III-time Champion (Capt. Awesome)
Projected finish: 2321.21 pts (3rd place)
Actual finish: 2457.67 pts (2nd place)
NFL equivalent: Seattle Seahawks
In another year, totaling just shy of 2500 pts would be enough to win the title. Mark that down as another reason why 2013 stunk. I overcame QB Aaron Rodgers’ injury, grabbed QB Nick Foles and the league-leading Seattle D off the wire, and coached my makeshift WR corps of TY Hilton and Wes Welker to near glory. But this league follows “Talledega Nights” rules -- if you’re not first, you’re last -- so I did no better than everyone but the champ. Except, you know, I did way better than most of you.
Kickers Rule (Sam)
Projected finish: 2106.41 pts (7th place)

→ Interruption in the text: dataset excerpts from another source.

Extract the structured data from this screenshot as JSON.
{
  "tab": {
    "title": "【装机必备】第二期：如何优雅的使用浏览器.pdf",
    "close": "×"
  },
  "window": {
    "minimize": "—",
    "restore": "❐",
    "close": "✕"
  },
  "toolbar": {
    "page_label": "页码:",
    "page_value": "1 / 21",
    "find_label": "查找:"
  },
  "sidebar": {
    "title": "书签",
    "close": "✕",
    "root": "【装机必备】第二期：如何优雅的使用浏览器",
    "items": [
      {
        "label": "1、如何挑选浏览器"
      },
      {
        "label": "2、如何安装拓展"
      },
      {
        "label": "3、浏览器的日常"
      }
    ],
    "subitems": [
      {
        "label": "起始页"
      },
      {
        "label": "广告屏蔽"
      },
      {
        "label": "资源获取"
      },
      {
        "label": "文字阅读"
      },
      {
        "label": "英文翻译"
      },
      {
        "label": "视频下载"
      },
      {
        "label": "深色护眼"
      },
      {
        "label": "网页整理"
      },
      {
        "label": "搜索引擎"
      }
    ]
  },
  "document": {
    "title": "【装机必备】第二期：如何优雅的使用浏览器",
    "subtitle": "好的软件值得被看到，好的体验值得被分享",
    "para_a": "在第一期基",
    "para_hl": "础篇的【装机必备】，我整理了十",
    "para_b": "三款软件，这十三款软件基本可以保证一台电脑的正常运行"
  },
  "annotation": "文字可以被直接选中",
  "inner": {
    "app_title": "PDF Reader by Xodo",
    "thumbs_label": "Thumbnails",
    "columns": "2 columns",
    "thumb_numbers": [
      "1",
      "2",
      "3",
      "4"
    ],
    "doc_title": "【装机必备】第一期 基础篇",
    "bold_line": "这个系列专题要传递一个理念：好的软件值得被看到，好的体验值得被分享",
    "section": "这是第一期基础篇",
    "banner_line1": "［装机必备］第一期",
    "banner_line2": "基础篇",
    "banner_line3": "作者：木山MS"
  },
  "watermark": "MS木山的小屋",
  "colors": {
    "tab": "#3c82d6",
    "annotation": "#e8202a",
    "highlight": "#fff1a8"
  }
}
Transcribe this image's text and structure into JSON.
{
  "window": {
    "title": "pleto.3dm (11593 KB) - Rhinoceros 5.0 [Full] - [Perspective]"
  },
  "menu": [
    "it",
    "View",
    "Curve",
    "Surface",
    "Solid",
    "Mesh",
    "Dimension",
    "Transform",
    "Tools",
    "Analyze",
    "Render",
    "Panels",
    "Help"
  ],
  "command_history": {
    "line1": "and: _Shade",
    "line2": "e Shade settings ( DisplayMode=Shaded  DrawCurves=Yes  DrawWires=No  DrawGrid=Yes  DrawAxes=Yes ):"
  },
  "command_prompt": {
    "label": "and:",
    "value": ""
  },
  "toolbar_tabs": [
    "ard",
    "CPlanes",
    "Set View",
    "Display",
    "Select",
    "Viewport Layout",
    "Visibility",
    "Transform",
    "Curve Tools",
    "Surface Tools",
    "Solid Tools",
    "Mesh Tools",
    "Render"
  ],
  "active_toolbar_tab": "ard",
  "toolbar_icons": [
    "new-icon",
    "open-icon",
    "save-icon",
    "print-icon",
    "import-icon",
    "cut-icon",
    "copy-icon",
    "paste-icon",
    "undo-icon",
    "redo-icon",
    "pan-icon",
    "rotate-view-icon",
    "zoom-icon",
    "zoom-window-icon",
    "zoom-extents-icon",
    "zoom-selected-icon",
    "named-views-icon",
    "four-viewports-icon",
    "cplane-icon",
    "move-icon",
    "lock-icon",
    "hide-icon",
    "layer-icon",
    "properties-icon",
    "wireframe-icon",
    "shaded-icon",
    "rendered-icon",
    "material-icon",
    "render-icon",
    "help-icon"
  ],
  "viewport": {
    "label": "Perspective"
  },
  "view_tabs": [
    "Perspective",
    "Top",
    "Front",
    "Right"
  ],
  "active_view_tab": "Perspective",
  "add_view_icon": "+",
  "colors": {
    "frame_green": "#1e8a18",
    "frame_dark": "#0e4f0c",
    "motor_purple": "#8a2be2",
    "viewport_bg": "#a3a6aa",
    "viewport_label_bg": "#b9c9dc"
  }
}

Actual finish: 2603.94 pts (1st place)
NFL equivalent: Denver Broncos
Both Sam and Denver set new team scoring records this season. But while Denver did it the easy way -- assembling a strong team from undervalued free agents and solid draft picks -- Sam did it the smart way: dumb luck. RBs Jamaal Charles and Matt Forte topped the league, QB Cam Newton piled up the points, the KC defense fell in his lap, and he laughed all the way to the top. Not too bad for someone who could only name about six NFL players at the start of the season.
Congrats, Sam. You name has been etched among the legends of the league.
Thanks again to everyone for participating this year. I'm not sure if you all stick around because you enjoy playing or because you enjoy me making fun of you playing, but either way I appreciate it. Let's do it again in eight months.